By virtue of the advantageous features as embodied according to the present invention as fully discussed hereinbefore, once that one or more electromagnets are selected priorly, and without any further delicate operation requiring a proficiency, it is now possible to have a desired only one sheet of steel material lifted and released positively and safely, by merely flipping on and off the electric switches so as to cause thus-selected electromagnets to be energized and deenergized as desired.
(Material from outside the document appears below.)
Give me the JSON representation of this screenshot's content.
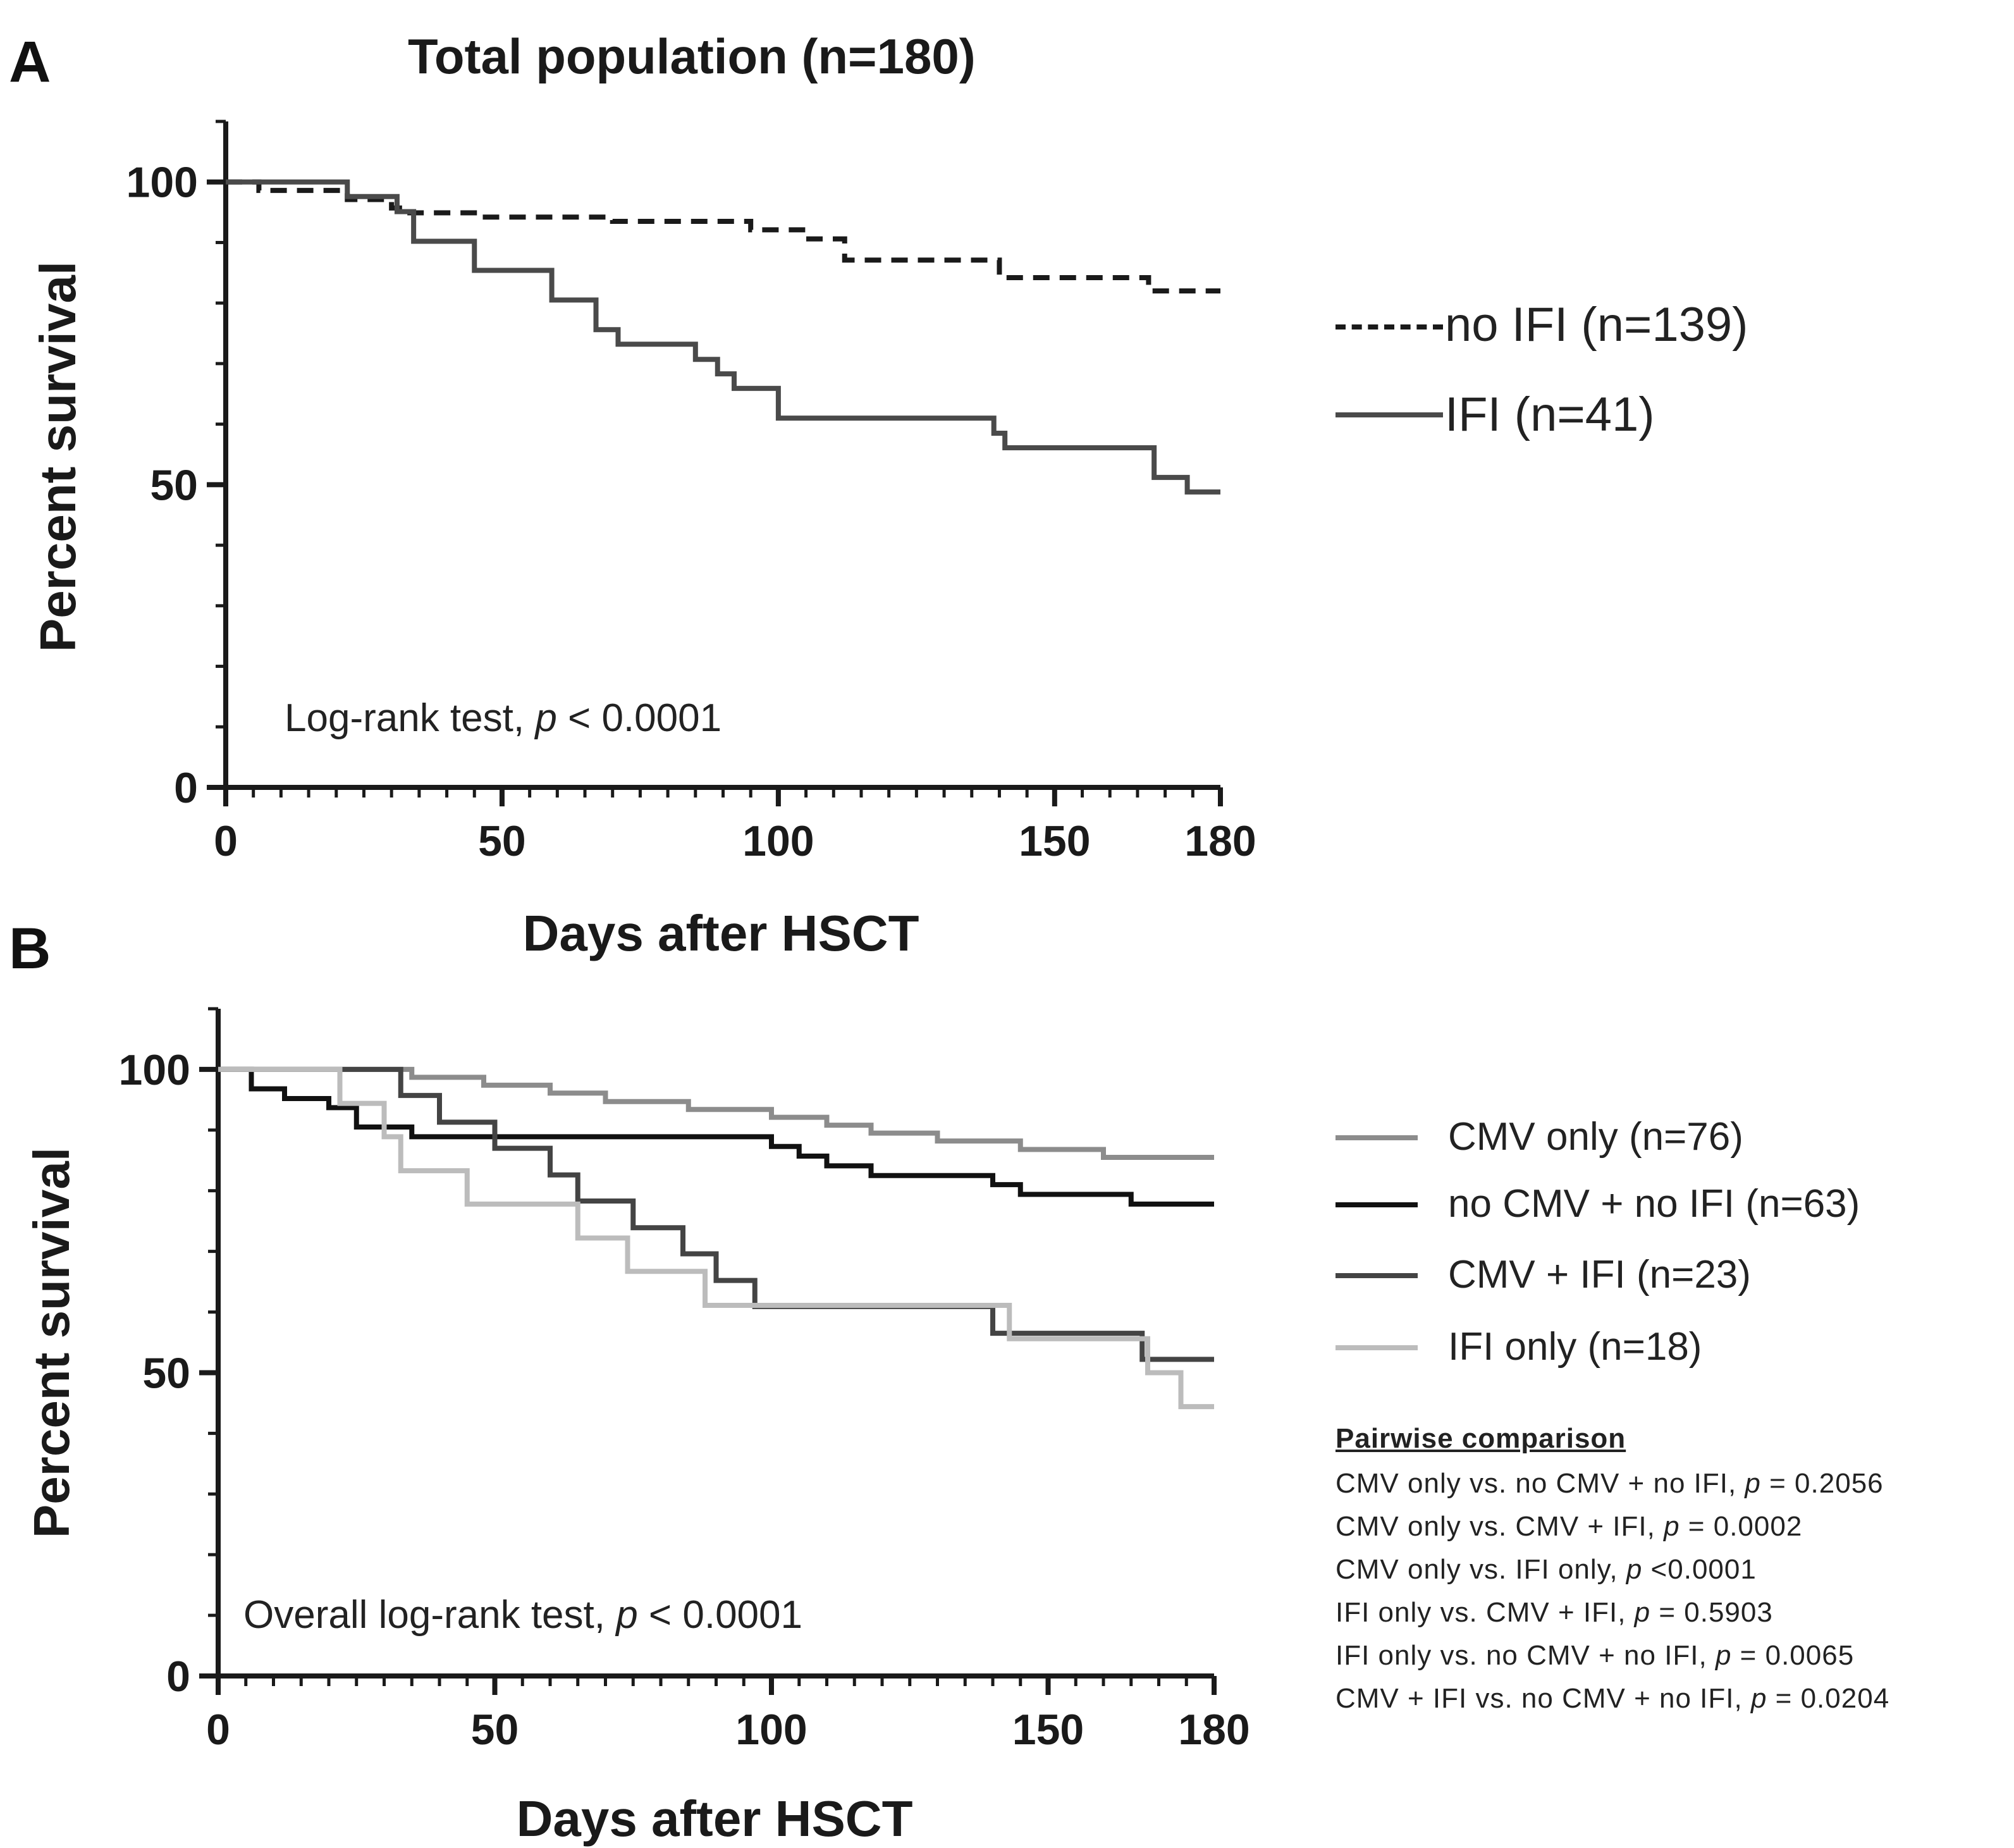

This on-off operation of the electric switches may be remotely controlled and/or automated, thus a remote and/or unmanned operation being made available in practice.

Claims

1. An electromagnetic lifting device comprising:

a plurality of magnetic core means having a plurality of magnetic pole faces in a common horizontal plane,

at least one electric coil adapted to energize each of said magnetic core means,

non-ferromagnetic means disposed between said magnetic core means and adapted to rigidly connect adjacent ones of said magnetic core means,

non-ferromagnetic suspension means adapted to hold said plurality of magnetic core means in a suspended relationship therefrom;

said magnetic core means having different areas of said magnetic pole faces and being arranged in an array so that each having said different areas of magnetic pole faces is placed adjacent to each other and symmetrically with respect to the center line of said electromagnetic lifting device.

2. The electromagnetic lifting device as claimed in claim 1, wherein said magnetic core means comprise a pair of leg portions extending outwardly in parallel, with a magnetic pole face defined at each free end thereof, and a web portion connecting said pair of leg portions as a unit, thereby to form an inverted generally U-shape.

3. The electromagnetic lifting device as claimed in claim 1, wherein said magnetic core means comprise three leg portions extending outwardly in parallel and with a magnetic pole face defined at each free end thereof and a web portion connecting said three leg portions as a unit, thereby to form an inverted generally W-shape.

4. The electromagnetic lifting device as claimed in claim 3, wherein an area of a magnetic pole face defined in central one of said three leg portions is determined to be equal with the sum of the magentic pole face areas of the remaining two others disposed at both outer sides thereof.

5. The electromagnetic lifting device as claimed in claim 1, wherein each magnetic core means has a pair of leg portions and said electric coil is provided around each of said leg portions.

6. The electromagnetic lifting device as claimed in claim 1, wherein each magnetic core means has three leg portions and said electric coil is provided around each of said leg portion.

7. The electromagnetic lifting device as claimed in claim 1, wherein each magnetic means has three leg portions and said electric coil is provided around a central one of the leg portions.

8. The electromagnetic lifting device as claimed in claim 1, wherein said coil for each of said magnetic core means are collectively connected through one electric switch means to a power source.

9. The electromagnetic lifting device as claimed in claim 1, wherein each of said coils is respectively connected through one electric switch to a power source.